素っ気ないともとれるその返答に、友里は安心を感じることができた。
喉が痛いのも忘れて、友里は質問を続ける。
「なまえ、は?」
「……俺の、か?」
「うん。」
レインコートの吸血鬼は、少しだけ何かを考えたあと、答える。
「俺の名前は、ないな。」
「ないの?」
「ああ。無い。」
名前の無い人。友里は、ふと思い付いて、口を開く。
「じゃあ、ななしさんだね。」
◇◆◇
しばらく、レインコートの吸血鬼、名無しと、友里は途切れ途切れの会話を繰り返す。
ふと、名無しのほうから口を開く。
「悪いな。俺はもう帰らせてもらう。……また、いつか。」
そう言うと、名無しは窓の外へ飛び降りる。
友里は呆然とそれを見つめる。
____行っちゃった。
そう思ったその時、急に喉の痛みを思い出す。
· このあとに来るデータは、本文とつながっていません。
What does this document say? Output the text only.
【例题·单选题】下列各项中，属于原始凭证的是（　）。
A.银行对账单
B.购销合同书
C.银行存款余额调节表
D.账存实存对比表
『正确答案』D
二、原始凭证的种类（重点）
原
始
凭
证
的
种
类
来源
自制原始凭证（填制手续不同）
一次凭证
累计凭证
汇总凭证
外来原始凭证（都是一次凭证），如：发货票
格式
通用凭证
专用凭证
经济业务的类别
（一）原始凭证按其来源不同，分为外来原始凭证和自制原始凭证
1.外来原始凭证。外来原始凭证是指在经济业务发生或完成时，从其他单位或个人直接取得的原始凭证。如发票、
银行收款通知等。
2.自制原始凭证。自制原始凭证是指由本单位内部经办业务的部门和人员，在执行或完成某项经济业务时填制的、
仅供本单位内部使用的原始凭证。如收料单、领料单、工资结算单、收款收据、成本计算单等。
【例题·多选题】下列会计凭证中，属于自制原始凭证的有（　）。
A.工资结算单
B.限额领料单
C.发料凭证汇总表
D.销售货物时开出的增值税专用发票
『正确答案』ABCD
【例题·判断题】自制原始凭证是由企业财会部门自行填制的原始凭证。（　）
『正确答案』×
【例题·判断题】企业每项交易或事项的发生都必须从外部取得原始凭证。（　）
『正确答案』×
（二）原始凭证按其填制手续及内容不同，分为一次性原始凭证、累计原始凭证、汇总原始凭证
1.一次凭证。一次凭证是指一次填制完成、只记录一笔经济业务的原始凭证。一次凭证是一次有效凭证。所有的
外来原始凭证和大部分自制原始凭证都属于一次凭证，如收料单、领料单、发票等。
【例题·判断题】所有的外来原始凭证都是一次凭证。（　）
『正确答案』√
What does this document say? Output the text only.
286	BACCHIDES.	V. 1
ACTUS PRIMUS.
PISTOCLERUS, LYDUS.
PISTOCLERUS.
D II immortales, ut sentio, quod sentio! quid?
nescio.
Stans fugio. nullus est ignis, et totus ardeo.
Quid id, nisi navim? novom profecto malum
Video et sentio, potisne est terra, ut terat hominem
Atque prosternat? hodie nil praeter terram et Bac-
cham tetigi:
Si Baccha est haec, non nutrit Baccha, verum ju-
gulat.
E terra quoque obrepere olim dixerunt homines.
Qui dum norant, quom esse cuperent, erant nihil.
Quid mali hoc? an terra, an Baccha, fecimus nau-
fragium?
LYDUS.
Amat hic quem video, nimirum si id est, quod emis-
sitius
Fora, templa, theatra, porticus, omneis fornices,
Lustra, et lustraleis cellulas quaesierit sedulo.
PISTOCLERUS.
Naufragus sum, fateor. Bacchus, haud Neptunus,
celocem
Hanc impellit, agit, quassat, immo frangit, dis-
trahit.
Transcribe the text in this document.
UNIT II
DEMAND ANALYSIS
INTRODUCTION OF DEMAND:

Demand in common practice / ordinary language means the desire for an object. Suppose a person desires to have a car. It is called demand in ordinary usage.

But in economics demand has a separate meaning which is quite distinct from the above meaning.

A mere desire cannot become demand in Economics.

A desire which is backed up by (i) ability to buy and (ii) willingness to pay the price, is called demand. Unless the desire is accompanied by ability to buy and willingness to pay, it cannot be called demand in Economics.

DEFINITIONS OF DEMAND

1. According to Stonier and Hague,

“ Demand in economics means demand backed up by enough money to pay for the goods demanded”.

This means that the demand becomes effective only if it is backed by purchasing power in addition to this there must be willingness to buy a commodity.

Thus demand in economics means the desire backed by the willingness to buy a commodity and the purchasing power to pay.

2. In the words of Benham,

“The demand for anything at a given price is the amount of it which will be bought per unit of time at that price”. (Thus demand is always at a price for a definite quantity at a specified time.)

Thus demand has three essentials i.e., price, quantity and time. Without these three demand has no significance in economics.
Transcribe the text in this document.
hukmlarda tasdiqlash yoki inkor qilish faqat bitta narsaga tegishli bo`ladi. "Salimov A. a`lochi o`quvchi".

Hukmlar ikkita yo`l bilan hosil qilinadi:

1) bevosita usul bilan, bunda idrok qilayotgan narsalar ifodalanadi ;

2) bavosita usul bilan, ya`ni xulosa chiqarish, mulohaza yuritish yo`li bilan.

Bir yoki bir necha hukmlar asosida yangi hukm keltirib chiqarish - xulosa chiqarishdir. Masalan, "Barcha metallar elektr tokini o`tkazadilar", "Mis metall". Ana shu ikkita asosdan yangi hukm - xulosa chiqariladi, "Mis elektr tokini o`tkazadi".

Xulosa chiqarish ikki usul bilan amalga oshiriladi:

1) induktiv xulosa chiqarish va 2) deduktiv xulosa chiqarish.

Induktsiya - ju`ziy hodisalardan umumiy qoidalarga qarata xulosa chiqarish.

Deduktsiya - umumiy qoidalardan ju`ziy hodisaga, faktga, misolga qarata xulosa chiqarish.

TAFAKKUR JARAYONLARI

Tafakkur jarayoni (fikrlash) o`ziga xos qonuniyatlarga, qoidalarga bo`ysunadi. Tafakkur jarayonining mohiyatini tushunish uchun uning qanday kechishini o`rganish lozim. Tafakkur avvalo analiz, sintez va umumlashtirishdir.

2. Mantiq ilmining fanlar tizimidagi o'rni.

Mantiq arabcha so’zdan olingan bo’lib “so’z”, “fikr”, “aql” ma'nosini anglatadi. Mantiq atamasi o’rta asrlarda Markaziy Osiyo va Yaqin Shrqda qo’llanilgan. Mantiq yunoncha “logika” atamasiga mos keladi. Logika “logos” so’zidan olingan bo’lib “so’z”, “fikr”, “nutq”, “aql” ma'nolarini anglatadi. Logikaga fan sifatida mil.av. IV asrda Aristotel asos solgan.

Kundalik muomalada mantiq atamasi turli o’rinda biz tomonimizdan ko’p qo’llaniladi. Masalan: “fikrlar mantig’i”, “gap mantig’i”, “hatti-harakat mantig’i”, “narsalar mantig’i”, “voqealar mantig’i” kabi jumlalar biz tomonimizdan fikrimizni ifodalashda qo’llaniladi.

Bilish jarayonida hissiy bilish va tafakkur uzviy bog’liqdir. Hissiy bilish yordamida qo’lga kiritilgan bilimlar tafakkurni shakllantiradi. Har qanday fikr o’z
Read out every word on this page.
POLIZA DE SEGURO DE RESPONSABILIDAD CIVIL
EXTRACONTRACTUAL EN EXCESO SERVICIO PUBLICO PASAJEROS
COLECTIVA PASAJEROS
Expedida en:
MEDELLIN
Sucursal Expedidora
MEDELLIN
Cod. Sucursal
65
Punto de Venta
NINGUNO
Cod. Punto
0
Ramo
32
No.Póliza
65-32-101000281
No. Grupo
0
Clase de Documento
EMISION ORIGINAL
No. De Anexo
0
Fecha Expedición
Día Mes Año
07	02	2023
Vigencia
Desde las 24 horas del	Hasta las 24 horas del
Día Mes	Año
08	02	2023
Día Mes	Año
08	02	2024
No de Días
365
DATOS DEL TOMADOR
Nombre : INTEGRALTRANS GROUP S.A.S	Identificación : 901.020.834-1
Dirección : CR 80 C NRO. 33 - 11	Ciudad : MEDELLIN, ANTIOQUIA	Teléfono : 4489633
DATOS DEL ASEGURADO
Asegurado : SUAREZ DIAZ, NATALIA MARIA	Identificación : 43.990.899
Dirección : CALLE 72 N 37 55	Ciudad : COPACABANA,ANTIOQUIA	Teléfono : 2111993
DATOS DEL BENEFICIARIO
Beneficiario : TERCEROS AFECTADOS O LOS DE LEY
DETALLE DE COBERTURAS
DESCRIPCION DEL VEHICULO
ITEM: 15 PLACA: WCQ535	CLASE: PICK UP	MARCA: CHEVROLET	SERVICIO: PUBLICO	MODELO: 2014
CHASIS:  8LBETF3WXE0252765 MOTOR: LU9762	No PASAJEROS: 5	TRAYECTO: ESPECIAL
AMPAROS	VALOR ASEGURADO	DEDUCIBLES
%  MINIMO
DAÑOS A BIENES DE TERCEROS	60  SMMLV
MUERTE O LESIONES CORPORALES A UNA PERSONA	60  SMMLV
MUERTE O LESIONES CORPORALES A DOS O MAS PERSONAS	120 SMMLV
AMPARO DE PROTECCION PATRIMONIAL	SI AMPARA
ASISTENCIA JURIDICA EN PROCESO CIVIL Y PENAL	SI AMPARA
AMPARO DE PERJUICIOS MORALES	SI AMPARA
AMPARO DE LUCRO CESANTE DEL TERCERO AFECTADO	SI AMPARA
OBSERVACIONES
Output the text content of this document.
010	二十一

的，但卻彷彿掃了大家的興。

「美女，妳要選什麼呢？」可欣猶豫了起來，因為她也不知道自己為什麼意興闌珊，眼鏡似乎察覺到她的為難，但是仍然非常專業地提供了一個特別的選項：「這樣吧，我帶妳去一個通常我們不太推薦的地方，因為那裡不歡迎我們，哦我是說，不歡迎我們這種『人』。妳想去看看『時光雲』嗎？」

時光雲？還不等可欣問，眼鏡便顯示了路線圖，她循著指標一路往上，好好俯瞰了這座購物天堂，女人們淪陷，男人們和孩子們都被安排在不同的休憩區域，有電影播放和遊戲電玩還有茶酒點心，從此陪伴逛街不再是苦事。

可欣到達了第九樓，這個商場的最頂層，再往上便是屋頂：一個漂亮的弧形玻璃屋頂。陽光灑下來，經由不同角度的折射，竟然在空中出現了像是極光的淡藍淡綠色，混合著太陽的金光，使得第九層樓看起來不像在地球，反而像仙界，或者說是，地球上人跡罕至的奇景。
名無しと会話をしているときには
カウンセリングの先生によると、心へのダメージは、忘れることで回復することもあるらしい。
____『忘れる』なんて、できないと思っていた。
実際、友里は過去の出来事を忘れることができない。どんな下らない記憶でも、どんな大切な記憶でも、平等に、均等に、降り積もる雪のように記憶は残る。苦しい記憶でも、楽しい記憶でも。
けれども、集中することで、他の思考にふけることで、一時的に思考の外に追い出す事柄できることを、理解した。
友里は、呆然と窓の外を眺める。
三日月というには細すぎる月は、雲に隠れていた。